Entre las familias ya se platica sobre la nueva denominación que darán a la porción de tierra que ocupan, pues mantener solo el nombre de Agua Hernández genera confusión y la poca ayuda que llevan grupos independientes se va hasta el pueblo y no entra al campamento, en donde aseguran que está la verdadera necesidad porque carecen de todo.

“Queremos tener un nombre que nos permita hacer la diferencia, pero tampoco nos queremos desvincular completamente de Agua Hernández, porque ese es nuestro pueblo de toda la vida y nunca pensamos dejarlo. La lluvia nos obligó a desplazarnos”.

Es entonces cuando plantea el nombre que ya genera consenso entre los lugareños: “Ya pensamos seriamente en llamarnos El Renacimiento Agua Hernández, porque el 15 de septiembre prácticamente todos, adultos y niños volvimos a nacer”.

Como hace nueve meses

Tanto en la comunidad de Agua Hernández, como en la nueva extensión de Los Cimientos la percepción que se tiene es de abandono.

Los pobladores de ambos núcleos refieren que hasta el momento solo han recibido visitas muy aisladas de parte del ayuntamiento de Chilpancingo, la Secretaría de Desarrollo Agrario Urbano y Territorial (Sedatu), del Registro Agrario Nacional (RAN) y de Protección Civil.

Protección Civil llevó un grupo de especialistas que tomaron imágenes de las afectaciones, los daños en las viviendas, la escuela del lugar y el estado en que permanecen los cerros.

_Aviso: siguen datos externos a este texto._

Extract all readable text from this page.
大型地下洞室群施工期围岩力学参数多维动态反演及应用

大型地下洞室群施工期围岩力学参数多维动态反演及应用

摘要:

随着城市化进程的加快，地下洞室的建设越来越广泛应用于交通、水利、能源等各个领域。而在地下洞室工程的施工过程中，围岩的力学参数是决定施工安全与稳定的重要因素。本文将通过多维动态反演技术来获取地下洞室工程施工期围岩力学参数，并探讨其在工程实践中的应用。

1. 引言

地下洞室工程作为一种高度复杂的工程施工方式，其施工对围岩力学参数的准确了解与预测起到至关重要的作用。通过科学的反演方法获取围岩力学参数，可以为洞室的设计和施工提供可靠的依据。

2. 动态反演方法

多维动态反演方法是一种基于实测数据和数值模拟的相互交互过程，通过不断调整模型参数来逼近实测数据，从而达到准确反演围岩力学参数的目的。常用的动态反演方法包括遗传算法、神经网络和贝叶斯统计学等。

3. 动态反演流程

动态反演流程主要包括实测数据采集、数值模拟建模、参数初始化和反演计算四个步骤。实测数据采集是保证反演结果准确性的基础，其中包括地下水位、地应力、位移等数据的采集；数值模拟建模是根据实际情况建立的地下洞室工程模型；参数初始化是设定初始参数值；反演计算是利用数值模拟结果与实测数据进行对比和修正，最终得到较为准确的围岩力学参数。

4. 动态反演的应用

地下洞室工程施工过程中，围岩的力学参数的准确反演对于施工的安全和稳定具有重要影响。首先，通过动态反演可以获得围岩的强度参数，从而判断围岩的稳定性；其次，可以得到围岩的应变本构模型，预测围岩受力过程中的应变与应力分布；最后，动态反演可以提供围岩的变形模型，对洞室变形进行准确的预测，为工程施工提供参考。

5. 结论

Hasta el momento no se emite un dictamen de riesgo, en el que se indique si la reubicación es obligatoria o procede la reutilización de sus predios devastados hace nueve meses.

Los habitantes de Agua Hernández viven principalmente de la siembra de maíz y frijol, en menor proporción se dedican a la crianza de chivos y pollo. La mañana del 15 de septiembre el río se metió a la comunidad y lo mismo se llevó cultivos que animales crianza.

En Los Cimientos ya consiguieron prestados y en renta pequeñas porciones de tierra para sembrar, lo que les permite aspirar a obtener grano suficiente para el autoconsumo.

Ni para hacer tortillas

Teodora Vargas Dircio, madre de familia reubicada en Los Cimientos que sostiene que el ritmo de vida cambió de manera radical con el arrastre del río, “a veces tenemos que pedir prestadas hasta las cosas para moler”.

Indica que ocasionalmente los vecinos de Coacuyulillo e Izcuinatoyac, pueblos que no resultaron tan afectados por la lluvia los socorren con lo que pueden.

Ella es jefa de una familia con cinco niños, los que se atemorizan cada que se registra una lluvia fuerte en la zona, porque lo improvisado de sus cabañitas permite el paso del agua, en ocasiones sus techos de lámina se levantan y eso provoca la realización de maniobras en medio de los aguaceros para evitar más daños.

Juan Jerónimo Pérez, ex comisario de Coacoyulillo es un gestor nato, que lo mismo apoya desplazados de Agua Hernández que a los pobladores del Rincón de Alcaparroza que permanecen incomunicados desde hace un par de semana.

“La verdad para esta gente fue muy difícil, pues les quitó maíz, casas y si bien nos apoyamos entre nosotros, pues no es suficiente porque necesitamos que los tres niveles de gobierno nos echen la mano”, indica el hombre de 55 años, robusto, moreno, de voz firme y pelo cano.

Se platica con él después de que cruza el río caminando, midiendo la profundidad para establecer su hay condiciones para que una maquina con mano de chango cruce y ayude a liberarle el paso a un camión de volteo que se quedó embancado en el lodo.

El refiere que solo en Agua Hernández hay un promedio de 300 damnificados, más 500 del Rincón y otras familias que ni siquiera aparecen en los padrones de Sedatu ni de la Secretaría de Desarrollo Social (Sedesol).

Los pueblos afectados se ubican a 3.5 horas de camino, la mayor parte del recorrido es terracería ascendente y lodosa, se entra por la zona del Valle del Ocotito y a nueve meses de distancia, poca información se tiene sobre los niveles de afectación que sus habitantes padecen.